An agent taxonomy for feedback
Useful feedback agents fall into five functional categories.
- Classification agents. Tag records with theme, sentiment, issue type, priority. Indellia's Theme Agent.
- Detection agents. Find patterns or anomalies — rising themes, defect signals, sentiment drift. Indellia's Anomaly Agent and Defect Agent.
- Linking agents. Resolve identifiers, match records to products or customers. Indellia's SKU Agent.
- Query agents. Answer natural-language questions about the feedback corpus with citations. Indellia's indelliaGPT™.
- Action agents. Draft responses, route tickets, fill in forms. Indellia's Response Agent.
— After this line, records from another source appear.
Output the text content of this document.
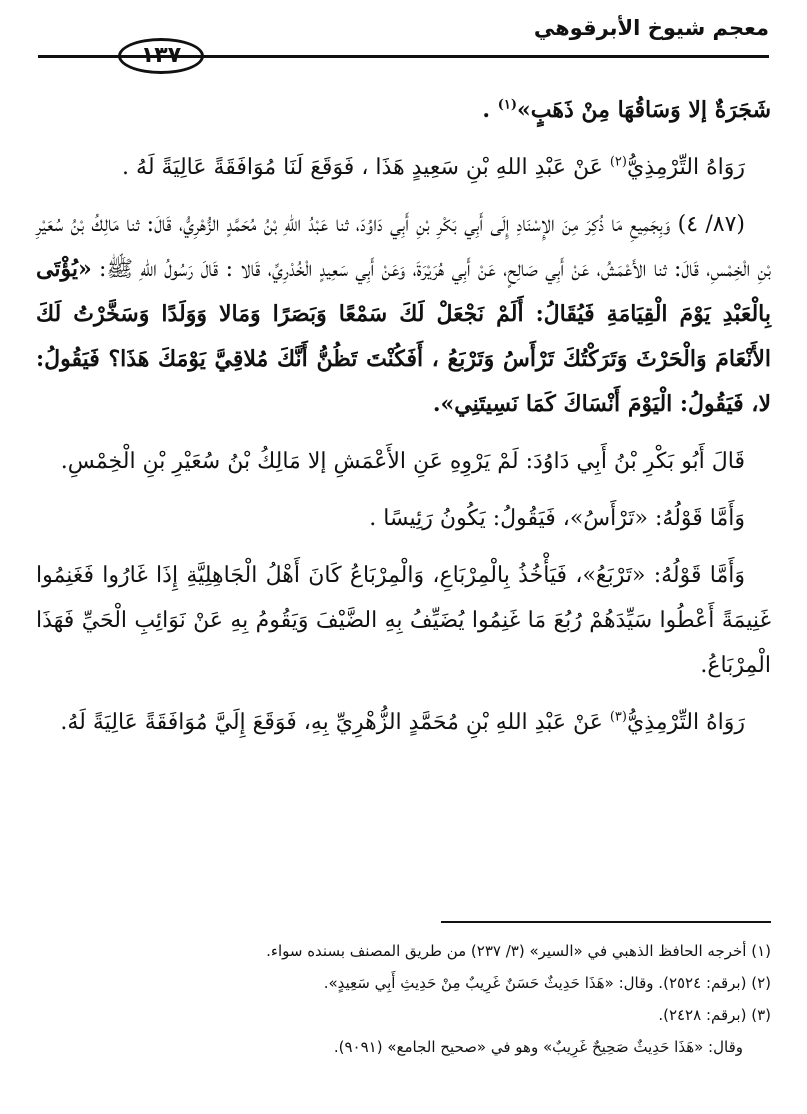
معجم شيوخ الأبرقوهي
١٣٧

شَجَرَةٌ إلا وَسَاقُهَا مِنْ ذَهَبٍ»$^{(١)}$ .

رَوَاهُ التِّرْمِذِيُّ$^{(٢)}$ عَنْ عَبْدِ اللهِ بْنِ سَعِيدٍ هَذَا ، فَوَقَعَ لَنَا مُوَافَقَةً عَالِيَةً لَهُ .

(٨٧/ ٤) وَبِجَمِيعِ مَا ذُكِرَ مِنَ الإِسْنَادِ إِلَى أَبِي بَكْرِ بْنِ أَبِي دَاوُدَ، ثنا عَبْدُ اللهِ بْنُ مُحَمَّدٍ الزُّهْرِيُّ، قَالَ: ثنا مَالِكُ بْنُ سُعَيْرِ بْنِ الْخِمْسِ، قَالَ: ثنا الأَعْمَشُ، عَنْ أَبِي صَالِحٍ، عَنْ أَبِي هُرَيْرَةَ، وَعَنْ أَبِي سَعِيدٍ الْخُدْرِيِّ، قَالا : قَالَ رَسُولُ اللهِ ﷺ: «يُؤْتَى بِالْعَبْدِ يَوْمَ الْقِيَامَةِ فَيُقَالُ: أَلَمْ نَجْعَلْ لَكَ سَمْعًا وَبَصَرًا وَمَالا وَوَلَدًا وَسَخَّرْتُ لَكَ الأَنْعَامَ وَالْحَرْثَ وَتَرَكْتُكَ تَرْأَسُ وَتَرْبَعُ ، أَفَكُنْتَ تَظُنُّ أَنَّكَ مُلاقِيَّ يَوْمَكَ هَذَا؟ فَيَقُولُ: لا، فَيَقُولُ: الْيَوْمَ أَنْسَاكَ كَمَا نَسِيتَنِي».

قَالَ أَبُو بَكْرِ بْنُ أَبِي دَاوُدَ: لَمْ يَرْوِهِ عَنِ الأَعْمَشِ إلا مَالِكُ بْنُ سُعَيْرِ بْنِ الْخِمْسِ.

وَأَمَّا قَوْلُهُ: «تَرْأَسُ»، فَيَقُولُ: يَكُونُ رَئِيسًا .

وَأَمَّا قَوْلُهُ: «تَرْبَعُ»، فَيَأْخُذُ بِالْمِرْبَاعِ، وَالْمِرْبَاعُ كَانَ أَهْلُ الْجَاهِلِيَّةِ إِذَا غَارُوا فَغَنِمُوا غَنِيمَةً أَعْطُوا سَيِّدَهُمْ رُبُعَ مَا غَنِمُوا يُضَيِّفُ بِهِ الضَّيْفَ وَيَقُومُ بِهِ عَنْ نَوَائِبِ الْحَيِّ فَهَذَا الْمِرْبَاعُ.

رَوَاهُ التِّرْمِذِيُّ$^{(٣)}$ عَنْ عَبْدِ اللهِ بْنِ مُحَمَّدٍ الزُّهْرِيِّ بِهِ، فَوَقَعَ إِلَيَّ مُوَافَقَةً عَالِيَةً لَهُ.

(١) أخرجه الحافظ الذهبي في «السير» (٣/ ٢٣٧) من طريق المصنف بسنده سواء.

(٢) (برقم: ٢٥٢٤). وقال: «هَذَا حَدِيثٌ حَسَنٌ غَرِيبٌ مِنْ حَدِيثِ أَبِي سَعِيدٍ».

(٣) (برقم: ٢٤٢٨).

وقال: «هَذَا حَدِيثٌ صَحِيحٌ غَرِيبٌ» وهو في «صحيح الجامع» (٩٠٩١).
A sixth category is emerging — protocol agents that expose feedback to other AI tools via Model Context Protocol. Indellia's MCP Server is the instance we ship; see the MCP for voice of customer guide.
Indellia's 7 agents
Status legend: Shipped = production, Beta = available with the Beta label, Coming Soon = committed roadmap.
Theme Agent Shipped
Automatically clusters reviews, tickets, and other feedback into emerging themes using deterministic topic modeling. Surfaces trending topics and drift over time. Supports custom taxonomies layered on top of auto-generated themes. Foundation for every downstream agent.
Anomaly Agent Shipped
Monitors sentiment, volume, and star-rating trends per SKU, per theme, per channel. Triggers alerts when patterns break — not on simple thresholds but on prediction-vs-actual deltas. Beats keyword or star-rating alerting because it accounts for seasonal and launch-related baseline volume.
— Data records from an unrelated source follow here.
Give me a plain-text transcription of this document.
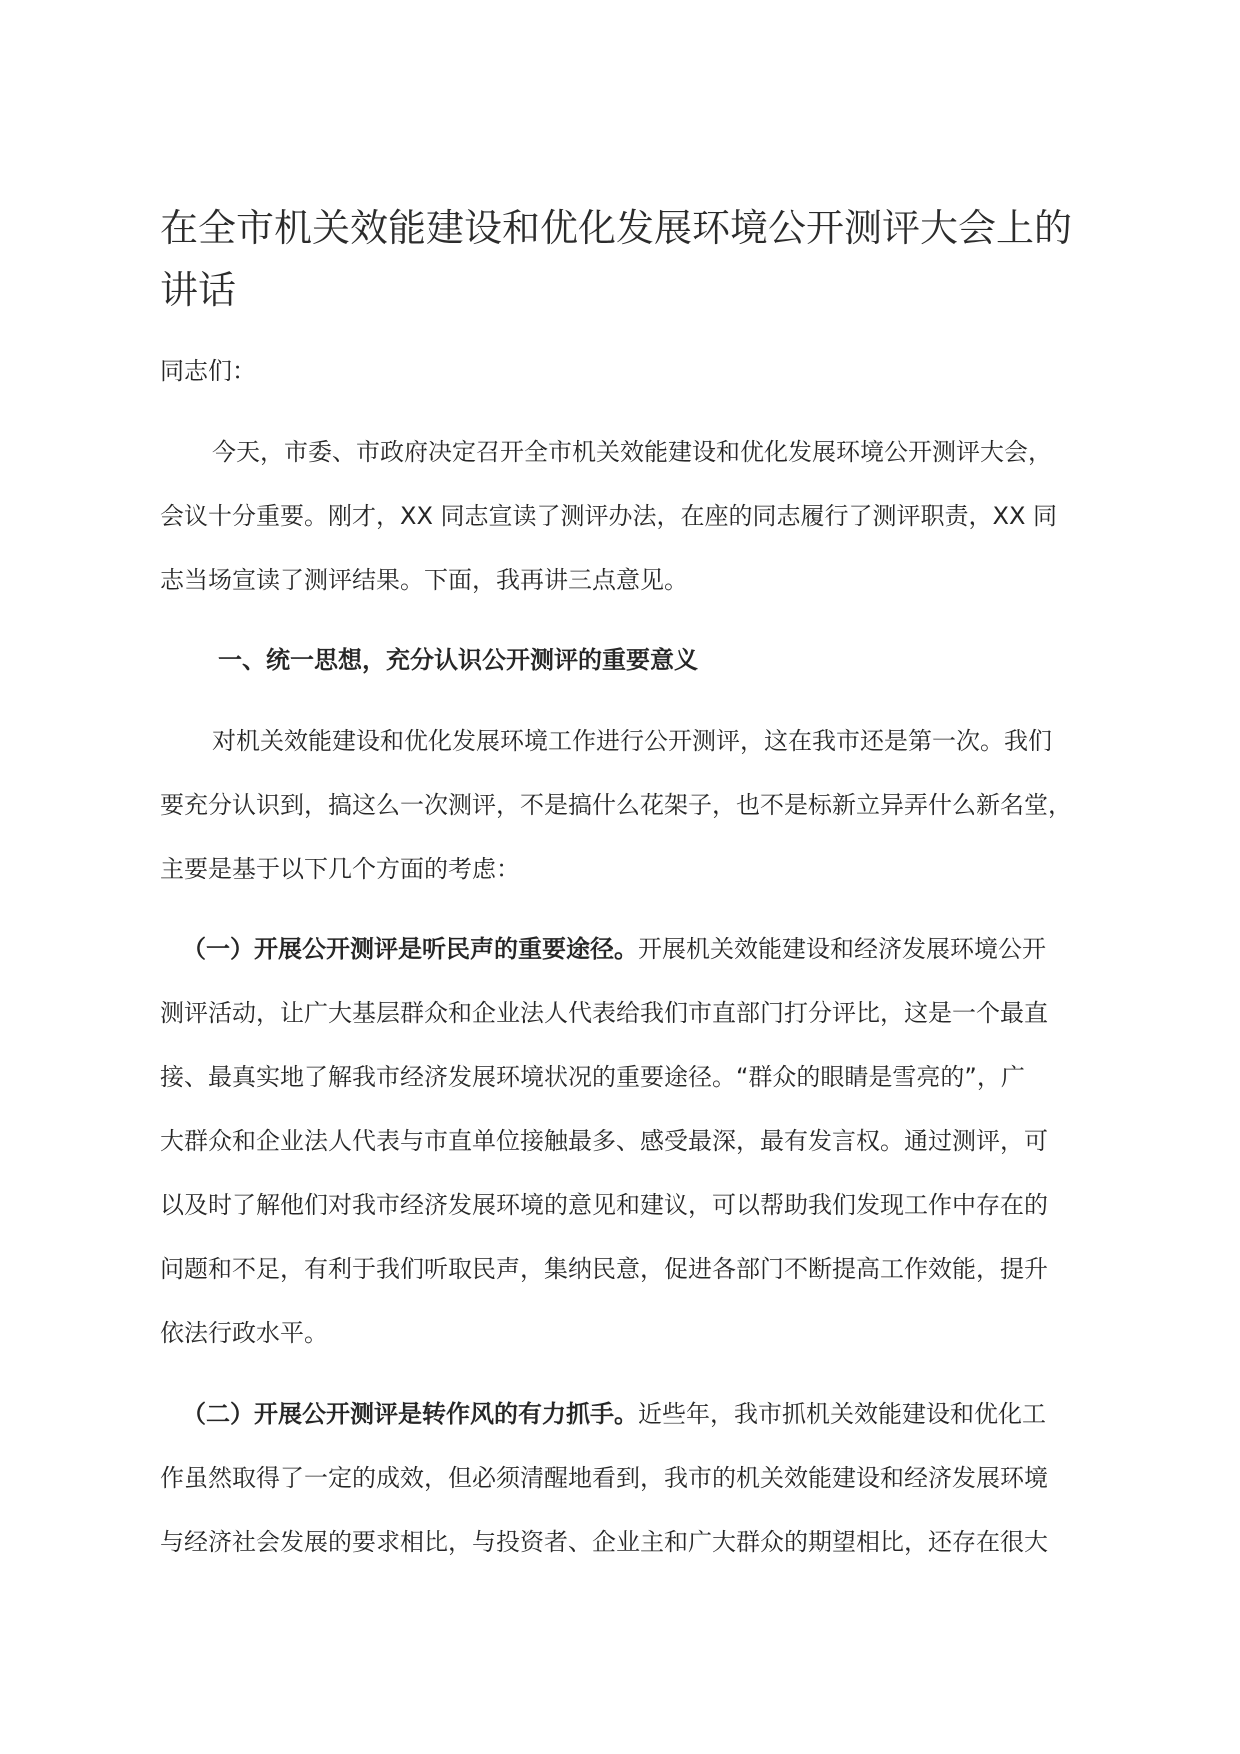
在全市机关效能建设和优化发展环境公开测评大会上的
讲话
同志们：
今天，市委、市政府决定召开全市机关效能建设和优化发展环境公开测评大会，
会议十分重要。刚才，XX 同志宣读了测评办法，在座的同志履行了测评职责，XX 同
志当场宣读了测评结果。下面，我再讲三点意见。
一、统一思想，充分认识公开测评的重要意义
对机关效能建设和优化发展环境工作进行公开测评，这在我市还是第一次。我们
要充分认识到，搞这么一次测评，不是搞什么花架子，也不是标新立异弄什么新名堂，
主要是基于以下几个方面的考虑：
（一）开展公开测评是听民声的重要途径。开展机关效能建设和经济发展环境公开
测评活动，让广大基层群众和企业法人代表给我们市直部门打分评比，这是一个最直
接、最真实地了解我市经济发展环境状况的重要途径。“群众的眼睛是雪亮的”，广
大群众和企业法人代表与市直单位接触最多、感受最深，最有发言权。通过测评，可
以及时了解他们对我市经济发展环境的意见和建议，可以帮助我们发现工作中存在的
问题和不足，有利于我们听取民声，集纳民意，促进各部门不断提高工作效能，提升
依法行政水平。
（二）开展公开测评是转作风的有力抓手。近些年，我市抓机关效能建设和优化工
作虽然取得了一定的成效，但必须清醒地看到，我市的机关效能建设和经济发展环境
与经济社会发展的要求相比，与投资者、企业主和广大群众的期望相比，还存在很大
Search Agent — indelliaGPT™ Shipped
Conversational Q&A grounded in the customer's full feedback corpus. Returns answers with citations to source reviews, tickets, or returns. Deterministic retrieval with generative summarization. Positioned explicitly against LLM hallucination — answers cite the underlying evidence.
SKU Agent Shipped
Links every incoming piece of feedback to a specific product via Model#, UPC, ASIN, or SKU. Handles retailer-specific identifiers and normalizes across channels. Detailed in the SKU-level feedback intelligence guide.
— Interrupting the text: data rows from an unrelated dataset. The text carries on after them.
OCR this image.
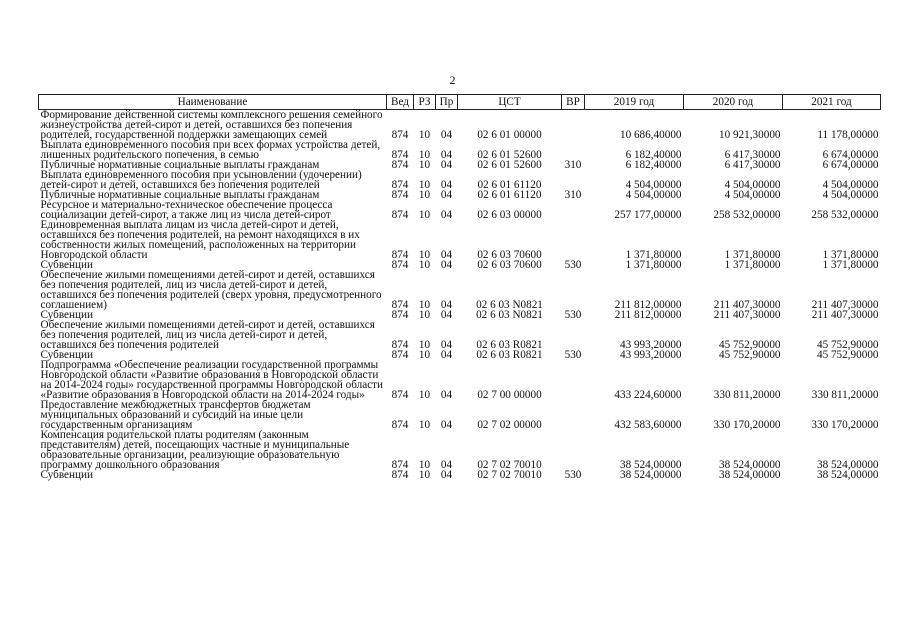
2
Наименование	Вед	РЗ	Пр	ЦСТ	ВР	2019 год	2020 год	2021 год
Формирование действенной системы комплексного решения семейного жизнеустройства детей-сирот и детей, оставшихся без попечения родителей, государственной поддержки замещающих семей	874	10	04	02 6 01 00000		10 686,40000	10 921,30000	11 178,00000
Выплата единовременного пособия при всех формах устройства детей, лишенных родительского попечения, в семью	874	10	04	02 6 01 52600		6 182,40000	6 417,30000	6 674,00000
Публичные нормативные социальные выплаты гражданам	874	10	04	02 6 01 52600	310	6 182,40000	6 417,30000	6 674,00000
Выплата единовременного пособия при усыновлении (удочерении) детей-сирот и детей, оставшихся без попечения родителей	874	10	04	02 6 01 61120		4 504,00000	4 504,00000	4 504,00000
Публичные нормативные социальные выплаты гражданам	874	10	04	02 6 01 61120	310	4 504,00000	4 504,00000	4 504,00000
Ресурсное и материально-техническое обеспечение процесса социализации детей-сирот, а также лиц из числа детей-сирот	874	10	04	02 6 03 00000		257 177,00000	258 532,00000	258 532,00000
Единовременная выплата лицам из числа детей-сирот и детей, оставшихся без попечения родителей, на ремонт находящихся в их собственности жилых помещений, расположенных на территории Новгородской области	874	10	04	02 6 03 70600		1 371,80000	1 371,80000	1 371,80000
Субвенции	874	10	04	02 6 03 70600	530	1 371,80000	1 371,80000	1 371,80000
Обеспечение жилыми помещениями детей-сирот и детей, оставшихся без попечения родителей, лиц из числа детей-сирот и детей, оставшихся без попечения родителей (сверх уровня, предусмотренного соглашением)	874	10	04	02 6 03 N0821		211 812,00000	211 407,30000	211 407,30000
Субвенции	874	10	04	02 6 03 N0821	530	211 812,00000	211 407,30000	211 407,30000
Обеспечение жилыми помещениями детей-сирот и детей, оставшихся без попечения родителей, лиц из числа детей-сирот и детей, оставшихся без попечения родителей	874	10	04	02 6 03 R0821		43 993,20000	45 752,90000	45 752,90000
Субвенции	874	10	04	02 6 03 R0821	530	43 993,20000	45 752,90000	45 752,90000
Подпрограмма «Обеспечение реализации государственной программы Новгородской области «Развитие образования в Новгородской области на 2014-2024 годы» государственной программы Новгородской области «Развитие образования в Новгородской области на 2014-2024 годы»	874	10	04	02 7 00 00000		433 224,60000	330 811,20000	330 811,20000
Предоставление межбюджетных трансфертов бюджетам муниципальных образований и субсидий на иные цели государственным организациям	874	10	04	02 7 02 00000		432 583,60000	330 170,20000	330 170,20000
Компенсация родительской платы родителям (законным представителям) детей, посещающих частные и муниципальные образовательные организации, реализующие образовательную программу дошкольного образования	874	10	04	02 7 02 70010		38 524,00000	38 524,00000	38 524,00000
Субвенции	874	10	04	02 7 02 70010	530	38 524,00000	38 524,00000	38 524,00000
Defect Agent (Factory) Beta
Surfaces product defect signals from reviews and returns data, grouped by SKU and root-cause theme. Built for QA and manufacturing teams. Currently in beta with select hardware and appliance customers. Defect Agent reads reviews and returns for a specific SKU and surfaces the root-cause themes behind failures — often weeks before defect rates show up in warranty data.
Response Agent Beta
Drafts on-brand responses to reviews at scale. Customizable tone and guardrails. Currently in beta; public API for response posting is on the roadmap. See how to respond to negative reviews for the process Response Agent automates.
Indellia MCP Server Shipped
Model Context Protocol server that exposes Indellia's feedback intelligence inside AI tools. Connect Claude Desktop, ChatGPT, Cursor, or any MCP-compatible client, and query your feedback from the AI tools your team already uses. See MCP for voice of customer.
See Indellia's agents on your data. Every shipped agent is available on the free trial; Beta agents are included at no extra cost during the beta period.
The future of agentic feedback
Three directions matter over the next 18 months, as of Q1 2026 Verified · Q1 2026.
Deeper tool use. Agents that can read and write to a wider set of business tools — pulling from and writing to Snowflake, Jira, Salesforce, and the brand's own product catalog. The Indellia MCP Server is one surface for this; outbound agent-to-tool connectors are the other.
Per-role agent suites. Named agents that aren't generic "feedback agents" but role-aware: a QA agent trained on defect-analysis vocabulary, a merchandising agent trained on listing-quality analysis, a PM agent trained on feature-prioritization reasoning.
Deterministic-by-default architectures. The hallucination problem has pushed production VoC platforms toward retrieval-grounded and deterministic architectures — an area NEC Labs research has contributed to meaningfully. Expect this to become table stakes rather than a differentiator within 24 months.